House Lawmakers Vow to Rewrite Banking Panel's Reform Legislation

House Commerce Committee members complained Thursday that pending financial reform legislation would lead to overlapping bureaucracy and confuse consumers.

Rep. Thomas Bliley, the committee's chairman, and a host of other lawmakers pledged to rewrite key parts of a bill passed June 20 by the House Banking Committee that gives the Securities and Exchange Commission and state insurance regulators more say over bank operations.

At a hearing of the panel's finance and hazardous materials subcommittee, lawmakers also promised to eliminate the National Council on Financial Services, which would be created under House Banking's bill in order to resolve disputes between financial regulators.

Testifying before the Commerce subcommittee were 10 federal and state financial regulators.

Rep. Bliley said the Banking Committee plan is "detrimental to consumers" because it allows banks to escape more thorough customer protections provided by the SEC and state regulators.

"It makes no sense," he added.

Rep. John Dingell, D-Mich., said the plan also puts federal dollars at risk by expanding bank powers without adequate supervision of new activities.

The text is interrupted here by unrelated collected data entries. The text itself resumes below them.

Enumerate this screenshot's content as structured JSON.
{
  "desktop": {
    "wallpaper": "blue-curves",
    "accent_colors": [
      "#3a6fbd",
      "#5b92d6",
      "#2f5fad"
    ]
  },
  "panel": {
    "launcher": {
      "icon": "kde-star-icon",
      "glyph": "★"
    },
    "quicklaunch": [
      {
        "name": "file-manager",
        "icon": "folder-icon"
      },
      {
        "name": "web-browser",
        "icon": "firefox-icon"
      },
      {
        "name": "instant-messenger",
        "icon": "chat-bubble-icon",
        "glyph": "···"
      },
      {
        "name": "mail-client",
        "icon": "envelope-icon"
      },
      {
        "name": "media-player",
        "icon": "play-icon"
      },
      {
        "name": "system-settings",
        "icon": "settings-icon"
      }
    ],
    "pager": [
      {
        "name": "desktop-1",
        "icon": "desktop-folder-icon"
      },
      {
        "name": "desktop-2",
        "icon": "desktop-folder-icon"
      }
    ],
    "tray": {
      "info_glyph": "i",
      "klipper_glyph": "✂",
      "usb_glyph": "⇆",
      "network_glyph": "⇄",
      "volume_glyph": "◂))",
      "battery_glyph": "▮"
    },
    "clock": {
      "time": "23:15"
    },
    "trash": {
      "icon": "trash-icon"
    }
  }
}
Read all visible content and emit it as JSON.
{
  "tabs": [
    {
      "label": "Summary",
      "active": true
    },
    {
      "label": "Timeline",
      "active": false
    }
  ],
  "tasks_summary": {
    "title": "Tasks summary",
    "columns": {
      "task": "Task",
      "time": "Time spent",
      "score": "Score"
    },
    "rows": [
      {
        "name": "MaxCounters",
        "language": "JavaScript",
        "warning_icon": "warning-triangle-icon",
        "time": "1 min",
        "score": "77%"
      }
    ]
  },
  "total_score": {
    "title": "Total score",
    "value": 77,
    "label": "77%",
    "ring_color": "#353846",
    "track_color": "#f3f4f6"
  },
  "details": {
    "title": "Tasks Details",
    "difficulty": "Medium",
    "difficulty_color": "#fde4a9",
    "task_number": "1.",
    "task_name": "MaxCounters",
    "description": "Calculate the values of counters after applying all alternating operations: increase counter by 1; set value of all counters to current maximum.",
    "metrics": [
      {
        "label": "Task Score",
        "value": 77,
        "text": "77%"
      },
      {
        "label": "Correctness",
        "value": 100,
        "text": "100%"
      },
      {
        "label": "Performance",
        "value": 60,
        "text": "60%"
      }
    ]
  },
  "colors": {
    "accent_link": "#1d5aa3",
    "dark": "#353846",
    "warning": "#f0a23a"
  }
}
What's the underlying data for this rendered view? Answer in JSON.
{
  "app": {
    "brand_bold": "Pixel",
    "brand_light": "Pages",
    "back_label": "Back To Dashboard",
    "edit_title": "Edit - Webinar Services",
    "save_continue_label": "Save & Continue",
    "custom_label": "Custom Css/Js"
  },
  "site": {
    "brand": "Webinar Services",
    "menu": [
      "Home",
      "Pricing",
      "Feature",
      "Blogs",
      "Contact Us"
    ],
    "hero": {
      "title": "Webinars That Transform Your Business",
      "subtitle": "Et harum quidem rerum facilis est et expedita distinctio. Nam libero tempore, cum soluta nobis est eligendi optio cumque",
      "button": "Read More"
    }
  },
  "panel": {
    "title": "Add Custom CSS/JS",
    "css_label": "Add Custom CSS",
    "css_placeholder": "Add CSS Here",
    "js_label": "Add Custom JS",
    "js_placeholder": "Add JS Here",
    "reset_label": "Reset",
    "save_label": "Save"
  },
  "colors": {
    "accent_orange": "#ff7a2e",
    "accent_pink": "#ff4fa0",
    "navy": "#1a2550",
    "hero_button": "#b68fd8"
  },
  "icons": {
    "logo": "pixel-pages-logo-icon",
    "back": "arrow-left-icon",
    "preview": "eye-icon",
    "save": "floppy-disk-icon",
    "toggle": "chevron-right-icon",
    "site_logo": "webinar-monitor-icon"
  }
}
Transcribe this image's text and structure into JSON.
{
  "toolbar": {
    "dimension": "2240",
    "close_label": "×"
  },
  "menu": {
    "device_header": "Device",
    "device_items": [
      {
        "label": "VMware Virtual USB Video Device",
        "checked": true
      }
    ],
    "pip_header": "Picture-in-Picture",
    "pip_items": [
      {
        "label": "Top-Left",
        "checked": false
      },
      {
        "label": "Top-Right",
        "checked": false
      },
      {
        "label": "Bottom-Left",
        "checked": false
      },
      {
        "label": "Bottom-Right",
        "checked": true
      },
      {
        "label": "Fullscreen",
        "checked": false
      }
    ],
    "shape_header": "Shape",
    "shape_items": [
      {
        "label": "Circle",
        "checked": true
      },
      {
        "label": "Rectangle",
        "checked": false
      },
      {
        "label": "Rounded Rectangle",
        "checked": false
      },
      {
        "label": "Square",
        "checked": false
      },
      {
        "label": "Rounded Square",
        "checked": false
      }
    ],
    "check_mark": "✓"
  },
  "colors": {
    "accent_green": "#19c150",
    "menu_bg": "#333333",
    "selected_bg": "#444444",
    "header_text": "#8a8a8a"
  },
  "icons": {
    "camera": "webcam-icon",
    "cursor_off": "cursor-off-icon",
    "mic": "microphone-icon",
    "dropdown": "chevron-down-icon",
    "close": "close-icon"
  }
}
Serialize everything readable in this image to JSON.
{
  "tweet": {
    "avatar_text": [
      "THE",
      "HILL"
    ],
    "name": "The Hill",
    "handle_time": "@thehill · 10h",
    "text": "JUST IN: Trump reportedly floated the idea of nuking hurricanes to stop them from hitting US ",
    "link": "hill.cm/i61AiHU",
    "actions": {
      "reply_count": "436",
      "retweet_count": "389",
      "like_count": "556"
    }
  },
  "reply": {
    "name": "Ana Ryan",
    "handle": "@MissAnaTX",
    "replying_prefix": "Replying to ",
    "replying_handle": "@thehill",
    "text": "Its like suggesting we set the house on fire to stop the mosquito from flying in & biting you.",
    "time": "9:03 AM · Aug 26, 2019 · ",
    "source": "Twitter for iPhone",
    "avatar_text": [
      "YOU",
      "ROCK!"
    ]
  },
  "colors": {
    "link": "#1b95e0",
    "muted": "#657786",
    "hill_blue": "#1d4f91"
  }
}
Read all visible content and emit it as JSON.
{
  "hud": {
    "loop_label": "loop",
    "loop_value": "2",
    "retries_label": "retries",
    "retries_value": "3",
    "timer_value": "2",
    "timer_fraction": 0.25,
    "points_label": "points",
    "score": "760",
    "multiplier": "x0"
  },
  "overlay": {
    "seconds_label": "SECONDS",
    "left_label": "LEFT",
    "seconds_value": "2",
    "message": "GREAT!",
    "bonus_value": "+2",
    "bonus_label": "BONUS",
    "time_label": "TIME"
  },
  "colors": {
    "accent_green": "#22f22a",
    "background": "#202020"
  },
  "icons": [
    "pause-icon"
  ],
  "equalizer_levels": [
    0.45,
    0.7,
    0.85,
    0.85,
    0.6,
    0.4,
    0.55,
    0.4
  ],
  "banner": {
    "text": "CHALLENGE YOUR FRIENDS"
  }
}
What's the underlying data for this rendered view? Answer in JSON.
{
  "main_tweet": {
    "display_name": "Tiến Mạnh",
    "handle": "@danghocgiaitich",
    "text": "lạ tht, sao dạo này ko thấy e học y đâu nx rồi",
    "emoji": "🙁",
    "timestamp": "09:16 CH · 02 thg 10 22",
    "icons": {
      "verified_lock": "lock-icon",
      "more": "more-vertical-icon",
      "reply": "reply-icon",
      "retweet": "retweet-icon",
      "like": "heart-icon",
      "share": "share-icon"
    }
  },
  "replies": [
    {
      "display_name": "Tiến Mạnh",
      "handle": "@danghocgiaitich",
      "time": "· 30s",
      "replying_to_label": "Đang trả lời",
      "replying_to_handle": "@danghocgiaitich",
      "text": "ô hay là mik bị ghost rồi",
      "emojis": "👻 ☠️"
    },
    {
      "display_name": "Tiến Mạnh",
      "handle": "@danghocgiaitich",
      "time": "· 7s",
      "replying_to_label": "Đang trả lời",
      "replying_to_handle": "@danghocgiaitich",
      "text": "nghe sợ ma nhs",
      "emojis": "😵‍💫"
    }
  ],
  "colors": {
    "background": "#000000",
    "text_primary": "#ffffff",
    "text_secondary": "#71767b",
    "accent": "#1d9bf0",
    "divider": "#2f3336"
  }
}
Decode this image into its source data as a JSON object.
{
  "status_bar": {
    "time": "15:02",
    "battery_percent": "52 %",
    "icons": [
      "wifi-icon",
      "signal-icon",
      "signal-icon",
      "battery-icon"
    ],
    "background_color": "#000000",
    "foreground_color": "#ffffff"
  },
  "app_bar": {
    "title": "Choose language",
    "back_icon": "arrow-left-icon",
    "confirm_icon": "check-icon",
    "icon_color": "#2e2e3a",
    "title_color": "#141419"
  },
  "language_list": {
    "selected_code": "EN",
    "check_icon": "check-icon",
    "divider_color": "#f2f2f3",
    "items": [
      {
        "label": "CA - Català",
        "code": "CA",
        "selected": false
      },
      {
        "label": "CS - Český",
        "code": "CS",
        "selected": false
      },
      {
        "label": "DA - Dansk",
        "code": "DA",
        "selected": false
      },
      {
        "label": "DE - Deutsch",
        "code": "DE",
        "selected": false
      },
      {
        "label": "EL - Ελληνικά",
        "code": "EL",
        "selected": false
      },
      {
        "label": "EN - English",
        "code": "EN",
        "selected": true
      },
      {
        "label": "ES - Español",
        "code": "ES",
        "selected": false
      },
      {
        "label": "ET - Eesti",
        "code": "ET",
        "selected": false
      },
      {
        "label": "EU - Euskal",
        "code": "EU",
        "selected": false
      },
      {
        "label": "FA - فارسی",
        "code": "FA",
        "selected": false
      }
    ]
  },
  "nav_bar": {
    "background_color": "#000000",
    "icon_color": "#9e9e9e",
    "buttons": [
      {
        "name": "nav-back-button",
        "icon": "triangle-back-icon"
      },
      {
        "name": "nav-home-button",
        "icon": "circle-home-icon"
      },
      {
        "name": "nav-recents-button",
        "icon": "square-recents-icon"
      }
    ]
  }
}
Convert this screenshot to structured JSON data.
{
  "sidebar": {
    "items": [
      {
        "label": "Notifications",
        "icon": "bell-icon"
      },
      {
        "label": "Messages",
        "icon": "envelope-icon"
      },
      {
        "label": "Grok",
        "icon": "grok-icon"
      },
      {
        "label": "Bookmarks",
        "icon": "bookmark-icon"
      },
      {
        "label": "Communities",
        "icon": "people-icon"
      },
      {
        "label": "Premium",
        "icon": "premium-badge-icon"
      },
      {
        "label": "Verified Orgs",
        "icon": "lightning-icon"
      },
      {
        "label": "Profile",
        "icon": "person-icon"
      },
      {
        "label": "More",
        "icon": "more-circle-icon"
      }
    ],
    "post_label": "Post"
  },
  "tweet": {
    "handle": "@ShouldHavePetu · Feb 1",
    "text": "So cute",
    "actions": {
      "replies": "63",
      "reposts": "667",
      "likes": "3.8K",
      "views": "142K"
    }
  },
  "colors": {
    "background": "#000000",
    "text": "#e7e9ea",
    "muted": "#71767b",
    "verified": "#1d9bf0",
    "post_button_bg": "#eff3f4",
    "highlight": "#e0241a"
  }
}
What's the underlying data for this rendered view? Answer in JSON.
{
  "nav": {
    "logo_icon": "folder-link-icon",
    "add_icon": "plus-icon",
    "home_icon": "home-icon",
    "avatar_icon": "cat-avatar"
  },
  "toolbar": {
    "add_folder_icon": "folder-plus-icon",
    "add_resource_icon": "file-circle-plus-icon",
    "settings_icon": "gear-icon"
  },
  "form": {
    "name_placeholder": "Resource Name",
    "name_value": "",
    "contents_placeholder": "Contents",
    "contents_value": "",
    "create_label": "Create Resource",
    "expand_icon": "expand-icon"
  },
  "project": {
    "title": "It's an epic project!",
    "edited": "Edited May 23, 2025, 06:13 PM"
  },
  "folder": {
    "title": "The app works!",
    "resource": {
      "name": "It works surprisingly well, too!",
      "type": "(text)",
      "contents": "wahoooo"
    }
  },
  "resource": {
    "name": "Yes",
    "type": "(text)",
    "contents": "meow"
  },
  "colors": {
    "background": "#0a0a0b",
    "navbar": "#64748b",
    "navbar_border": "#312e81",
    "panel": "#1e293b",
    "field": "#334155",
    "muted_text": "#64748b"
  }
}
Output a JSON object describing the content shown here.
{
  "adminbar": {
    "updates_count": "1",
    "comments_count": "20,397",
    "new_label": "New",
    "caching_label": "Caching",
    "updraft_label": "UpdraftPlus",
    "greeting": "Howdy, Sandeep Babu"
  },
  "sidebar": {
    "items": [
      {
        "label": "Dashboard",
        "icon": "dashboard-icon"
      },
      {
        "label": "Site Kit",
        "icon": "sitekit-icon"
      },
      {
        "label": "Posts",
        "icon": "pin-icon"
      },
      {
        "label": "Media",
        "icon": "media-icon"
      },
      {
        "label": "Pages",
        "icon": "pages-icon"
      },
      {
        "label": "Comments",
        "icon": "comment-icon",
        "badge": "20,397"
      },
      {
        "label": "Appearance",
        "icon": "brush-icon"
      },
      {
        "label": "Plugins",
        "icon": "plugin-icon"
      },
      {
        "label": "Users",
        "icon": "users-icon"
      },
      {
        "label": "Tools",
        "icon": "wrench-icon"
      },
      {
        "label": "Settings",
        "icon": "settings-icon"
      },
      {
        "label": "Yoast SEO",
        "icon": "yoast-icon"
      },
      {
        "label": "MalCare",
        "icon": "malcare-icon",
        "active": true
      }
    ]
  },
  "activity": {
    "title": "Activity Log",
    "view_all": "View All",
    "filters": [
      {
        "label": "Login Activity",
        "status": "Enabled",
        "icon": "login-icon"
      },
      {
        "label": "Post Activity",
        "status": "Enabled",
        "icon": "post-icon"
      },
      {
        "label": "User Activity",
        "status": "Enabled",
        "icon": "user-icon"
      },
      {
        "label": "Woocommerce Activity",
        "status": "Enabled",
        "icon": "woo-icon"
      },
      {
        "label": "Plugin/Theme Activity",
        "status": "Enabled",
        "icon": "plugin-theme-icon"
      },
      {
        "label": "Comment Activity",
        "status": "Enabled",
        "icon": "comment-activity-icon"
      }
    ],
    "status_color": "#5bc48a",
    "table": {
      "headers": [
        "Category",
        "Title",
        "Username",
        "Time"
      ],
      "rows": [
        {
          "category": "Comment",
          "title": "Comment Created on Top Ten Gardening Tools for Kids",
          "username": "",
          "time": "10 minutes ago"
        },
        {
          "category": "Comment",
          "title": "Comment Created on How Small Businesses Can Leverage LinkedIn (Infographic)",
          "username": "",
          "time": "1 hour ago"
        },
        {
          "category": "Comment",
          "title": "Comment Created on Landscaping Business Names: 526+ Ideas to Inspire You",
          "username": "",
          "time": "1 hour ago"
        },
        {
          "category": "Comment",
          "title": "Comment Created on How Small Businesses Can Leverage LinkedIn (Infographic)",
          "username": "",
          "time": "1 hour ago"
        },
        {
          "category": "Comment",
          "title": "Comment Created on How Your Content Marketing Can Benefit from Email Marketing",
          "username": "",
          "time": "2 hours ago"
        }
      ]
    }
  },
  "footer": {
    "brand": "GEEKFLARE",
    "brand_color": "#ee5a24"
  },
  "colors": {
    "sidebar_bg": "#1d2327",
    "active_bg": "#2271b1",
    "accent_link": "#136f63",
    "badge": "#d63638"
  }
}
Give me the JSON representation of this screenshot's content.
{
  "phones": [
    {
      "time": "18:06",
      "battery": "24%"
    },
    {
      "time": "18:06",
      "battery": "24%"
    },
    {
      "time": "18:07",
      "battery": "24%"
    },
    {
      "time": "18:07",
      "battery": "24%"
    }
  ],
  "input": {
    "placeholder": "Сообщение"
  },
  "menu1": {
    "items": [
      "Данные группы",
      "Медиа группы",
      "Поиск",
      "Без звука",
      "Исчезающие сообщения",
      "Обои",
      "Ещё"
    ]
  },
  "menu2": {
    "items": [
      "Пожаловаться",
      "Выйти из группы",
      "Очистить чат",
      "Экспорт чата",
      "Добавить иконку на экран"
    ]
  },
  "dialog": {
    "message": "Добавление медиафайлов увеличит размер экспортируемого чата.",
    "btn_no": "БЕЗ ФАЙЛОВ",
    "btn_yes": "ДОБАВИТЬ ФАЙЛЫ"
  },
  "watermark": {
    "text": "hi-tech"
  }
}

"Absent significant changes to protect investors, consumers, depositors, and taxpayers, I will be compelled to oppose it with every bit of strength I have," he said.

Securities and Exchange Commission Chairman Arthur Levitt argued that bank sales of asset-backed securities, annuities, and derivatives should be placed under SEC supervision. "These are areas of significant market growth that raise real investor protection concerns," he said.

Treasury Under Secretary John D. Hawke Jr. said the Clinton administration also wants more SEC oversight of bank securities sales than the current bill requires.

"Unlike our proposal, the bill would not transfer oversight of bank- issued securities from the banking agencies to the SEC," he said. "We see no justification for continuing the present system of overlapping and duplicative functions."

Mr. Levitt agreed with Commerce members critical of the National Council.

The panel would be used as "an excuse to avoid tough decisions," the SEC chief said. Regulators should work out their differences informally, he said.

Federal Reserve Board Chairman Alan Greenspan agreed, calling the council "huge overkill."

But Mr. Hawke defended the council, saying it would need to step in only on the most difficult questions. "This will not preoccupy the attention of regulators," he said.

In his testimony, Mr. Greenspan said the Banking Committee went further than needed in allowing banks and nonfinancial firms to merge.

The narrowly approved provision would allow banks to derive 15% of their revenue from commercial activities; commercial firms could get 15% of their revenue from banking.

The bill "goes well beyond what both commercial banks and nonfinancial firms need to meet the requirements of today, as well as in the foreseeable future," Mr. Greenspan said.

Mr. Greenspan repeated his opposition to allowing banks to conduct nonbanking activities in direct subsidiaries. The Fed wants these operations housed in holding company units.

Mr. Hawke and Comptroller of the Currency Eugene A. Ludwig disagreed.

Banks won't be able to grow if they can't enter new business directly, Mr. Ludwig said. "What will result is a destabilized, hollow bank that is less safe and sound," he said.

Mr. Ludwig, whose efforts to expand bank powers have been criticized by many Commerce Committee members, came under surprisingly little fire during his testimony.

Rep. Michael Oxley, R-Ohio, who was the only lawmaker in the room much of the time, tried to coax Mr. Ludwig into a trade: lawmakers would eliminate the proposed National Council if the OCC relinquished to the courts the power to decide whether products are banking or insurance.

Mr. Ludwig declined to accept the deal outright, but he appeared at least partially to support it. "Allowing courts to decide is a fair way to go about it," he said, adding that he would expand upon his answer in writing.

Kentucky Insurance Commissioner George Nichols 3d urged lawmakers to eliminate the comptroller's authority to preempt state laws on bank insurance sales.

"When it comes to protecting insurance consumers, this bill is inadequate," he said.